Eine mündliche Überlieferung aus Rottweil

Die Bürger von Rottweil fanden einst, als ihre Stadt noch eine freie Reichsstadt war, einen großen Kürbis auf dem Feld und hielten ihn für ein Ei; konnten aber gar nicht herausbringen, was für ein Vogel es wohl gelegt haben möge. Sie beschlossen daher, um über das merkwürdige Ei ins Klare zu kommen, dass der Bürgermeister es ausbrüten solle. Da half kein Weigern und Widerreden; es wurde kurz und gut dem Bürgermeister eine Frist angesetzt, binnen welcher er das Ei ausgebrütet haben müsse. Und so saß er nun Tag und Nacht und brütete.

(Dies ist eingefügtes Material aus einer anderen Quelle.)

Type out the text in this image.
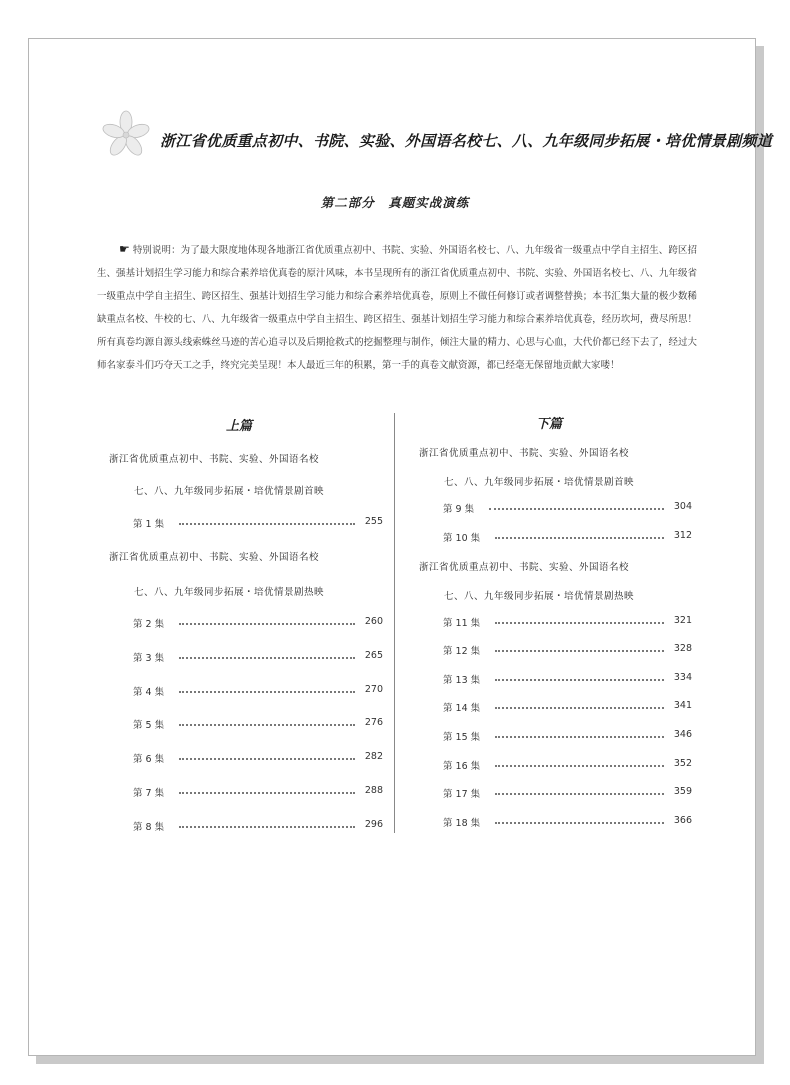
浙江省优质重点初中、书院、实验、外国语名校七、八、九年级同步拓展・培优情景剧频道
第二部分　真题实战演练
☛ 特别说明：为了最大限度地体现各地浙江省优质重点初中、书院、实验、外国语名校七、八、九年级省一级重点中学自主招生、跨区招生、强基计划招生学习能力和综合素养培优真卷的原汁风味，本书呈现所有的浙江省优质重点初中、书院、实验、外国语名校七、八、九年级省一级重点中学自主招生、跨区招生、强基计划招生学习能力和综合素养培优真卷，原则上不做任何修订或者调整替换；本书汇集大量的极少数稀缺重点名校、牛校的七、八、九年级省一级重点中学自主招生、跨区招生、强基计划招生学习能力和综合素养培优真卷，经历坎坷，费尽所思！所有真卷均源自源头线索蛛丝马迹的苦心追寻以及后期抢救式的挖掘整理与制作，倾注大量的精力、心思与心血，大代价都已经下去了，经过大师名家泰斗们巧夺天工之手，终究完美呈现！本人最近三年的积累，第一手的真卷文献资源，都已经毫无保留地贡献大家喽！
上篇
浙江省优质重点初中、书院、实验、外国语名校
七、八、九年级同步拓展・培优情景剧首映
第 1 集	255
浙江省优质重点初中、书院、实验、外国语名校
七、八、九年级同步拓展・培优情景剧热映
第 2 集	260
第 3 集	265
第 4 集	270
第 5 集	276
第 6 集	282
第 7 集	288
第 8 集	296
下篇
浙江省优质重点初中、书院、实验、外国语名校
七、八、九年级同步拓展・培优情景剧首映
第 9 集	304
第 10 集	312
浙江省优质重点初中、书院、实验、外国语名校
七、八、九年级同步拓展・培优情景剧热映
第 11 集	321
第 12 集	328
第 13 集	334
第 14 集	341
第 15 集	346
第 16 集	352
第 17 集	359
第 18 集	366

Als aber nach Verlauf der bestimmten Zeit nichts Lebendiges zum Vorschein kommen wollte, beschloss man, das Ei, weil es vielleicht schon faul geworden war, über die Mauer zu werfen. Und das geschah denn auch. Wie aber der Kürbis zur Erde fiel und zerplatzte, da sprang ganz erschreckt ein Hase, der an der Mauer geschlafen hatte, auf und davon, sodass man hätte glauben sollen, er sei aus dem Kürbis gekommen.

Die Rottweiler glaubten das auch steif und fest und schrien, als sie das langohrige Tierchen laufen sahen: »Da schaut, schaut! Ein junger Esel ist in dem Ei gewesen!« Seitdem führen sie den Spottnamen die Esel.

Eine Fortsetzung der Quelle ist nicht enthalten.